Depois de considerados outros fatores, o uso do celular antes de dormir esteve associado a uma chance 4,3 vezes maior de sonolência diurna excessiva.
“Quando a gente pensa especificamente em crianças e adolescentes, pode haver uma consequência ainda maior, inclusive pensando na parte cognitiva e na aprendizagem”, afirma Milca.
Uma revisão sistemática publicada na revista científica Sleep Medicine Reviews também encontrou associação entre maior exposição às telas e diferentes problemas relacionados ao sono entre crianças e adolescentes.
Precisa ficar duas horas sem celular?
Diante das evidências, abandonar completamente o celular horas antes de dormir pode parecer a solução. Na rotina, porém, nem sempre é uma meta realista.
“No mundo que a gente vive, é quase impossível ficar sem usar o celular por duas horas antes de dormir”, reconhece Milca.

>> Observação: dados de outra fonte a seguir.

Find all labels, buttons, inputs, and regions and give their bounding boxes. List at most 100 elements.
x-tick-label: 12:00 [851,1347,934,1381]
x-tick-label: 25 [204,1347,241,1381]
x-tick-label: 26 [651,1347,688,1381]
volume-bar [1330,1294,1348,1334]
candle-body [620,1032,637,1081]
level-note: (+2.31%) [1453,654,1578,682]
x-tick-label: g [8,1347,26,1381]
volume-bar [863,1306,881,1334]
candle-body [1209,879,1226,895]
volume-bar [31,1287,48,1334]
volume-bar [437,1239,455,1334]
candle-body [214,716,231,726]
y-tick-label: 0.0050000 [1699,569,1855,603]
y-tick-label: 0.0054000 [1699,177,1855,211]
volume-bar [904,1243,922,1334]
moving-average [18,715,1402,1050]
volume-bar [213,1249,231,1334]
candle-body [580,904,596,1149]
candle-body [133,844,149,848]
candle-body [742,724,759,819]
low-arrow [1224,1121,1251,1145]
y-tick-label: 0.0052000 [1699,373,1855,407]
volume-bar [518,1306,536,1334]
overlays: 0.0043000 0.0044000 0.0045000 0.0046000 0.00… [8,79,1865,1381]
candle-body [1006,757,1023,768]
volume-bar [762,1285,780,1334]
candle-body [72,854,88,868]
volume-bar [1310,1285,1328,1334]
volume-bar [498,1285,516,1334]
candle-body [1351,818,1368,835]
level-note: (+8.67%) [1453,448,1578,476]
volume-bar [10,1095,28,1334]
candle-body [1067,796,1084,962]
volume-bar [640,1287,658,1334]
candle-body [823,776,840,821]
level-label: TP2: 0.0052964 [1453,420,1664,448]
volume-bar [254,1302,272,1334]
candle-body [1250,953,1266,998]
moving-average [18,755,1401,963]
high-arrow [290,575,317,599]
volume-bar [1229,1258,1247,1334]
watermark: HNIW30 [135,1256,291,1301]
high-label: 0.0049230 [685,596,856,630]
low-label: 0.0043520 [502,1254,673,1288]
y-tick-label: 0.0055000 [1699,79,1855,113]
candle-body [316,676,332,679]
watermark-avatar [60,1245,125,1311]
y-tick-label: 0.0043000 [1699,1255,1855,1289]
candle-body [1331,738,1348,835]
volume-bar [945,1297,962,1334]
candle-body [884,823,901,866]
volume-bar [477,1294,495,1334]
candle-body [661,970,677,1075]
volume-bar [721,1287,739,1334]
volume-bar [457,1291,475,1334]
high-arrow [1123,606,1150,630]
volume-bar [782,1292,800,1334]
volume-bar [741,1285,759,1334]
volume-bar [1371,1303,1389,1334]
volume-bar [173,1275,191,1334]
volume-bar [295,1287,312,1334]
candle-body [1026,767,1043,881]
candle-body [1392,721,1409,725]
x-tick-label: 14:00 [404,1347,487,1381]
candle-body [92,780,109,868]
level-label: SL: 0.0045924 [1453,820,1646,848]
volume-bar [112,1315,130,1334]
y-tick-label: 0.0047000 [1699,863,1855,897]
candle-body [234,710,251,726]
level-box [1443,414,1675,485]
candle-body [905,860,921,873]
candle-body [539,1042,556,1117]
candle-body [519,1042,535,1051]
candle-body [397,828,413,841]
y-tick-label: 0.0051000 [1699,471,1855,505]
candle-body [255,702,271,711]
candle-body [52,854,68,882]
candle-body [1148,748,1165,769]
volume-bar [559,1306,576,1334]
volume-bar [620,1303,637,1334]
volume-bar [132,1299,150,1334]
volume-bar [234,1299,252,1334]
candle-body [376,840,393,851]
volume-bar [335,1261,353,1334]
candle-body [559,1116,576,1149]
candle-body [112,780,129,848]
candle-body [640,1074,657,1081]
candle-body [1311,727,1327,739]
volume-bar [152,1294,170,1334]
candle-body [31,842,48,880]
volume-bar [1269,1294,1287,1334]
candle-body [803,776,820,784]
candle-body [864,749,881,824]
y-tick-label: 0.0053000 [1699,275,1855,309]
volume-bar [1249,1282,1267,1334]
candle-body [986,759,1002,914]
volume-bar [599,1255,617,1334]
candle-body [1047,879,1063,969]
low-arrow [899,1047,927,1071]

Por isso, a especialista recomenda uma mudança gradual. A orientação é tentar estabelecer um intervalo de pelo menos 30 minutos a uma hora sem telas antes de deitar, levando em consideração a rotina e o período de adaptação de cada pessoa.
Para quem está acostumado a levar o aparelho para a cama e conferir as redes sociais até os últimos minutos antes de dormir, começar com meia hora distante das telas já representa uma mudança importante de hábito.
Modo noturno não resolve tudo
Ativar o “modo noturno” do aparelho também não transforma uma hora rolando o feed em um hábito favorável ao sono. Os filtros podem diminuir a exposição a determinados comprimentos de onda da luz, mas não eliminam os demais estímulos envolvidos no uso do celular.
O conteúdo continua sendo consumido, as notificações permanecem chegando e o cérebro continua lidando com informações, interações e decisões.
“Os filtros de luz não vão resolver o problema. Vamos supor que seja uma pessoa que, por uma questão inadiável da sua rotina, precisa trabalhar ou estudar antes do horário de dormir: ela pode usar o filtro, mas com consciência de que ele não resolve, apenas ameniza o impacto”, explica Milca.
Celular não precisa ser expulso do quarto
Evitar o feed antes de dormir não significa necessariamente deixar o celular do lado de fora do quarto. A diferença está na maneira como o aparelho é utilizado.
Aplicativos de meditação guiada, exercícios respiratórios e técnicas de relaxamento, por exemplo, podem ser usados para ajudar o organismo a reduzir o ritmo antes do sono.
“Hoje existem várias ferramentas no celular em que você pode entrar vinte ou trinta minutos antes de dormir e fazer uma meditação guiada, uma técnica de respiração, e isso vai ajudar na melhora do sono”, afirma a professora.
Para quem pretende usar o aparelho dessa forma, Milca deixa uma condição simples: “Nada de olhar rede social”.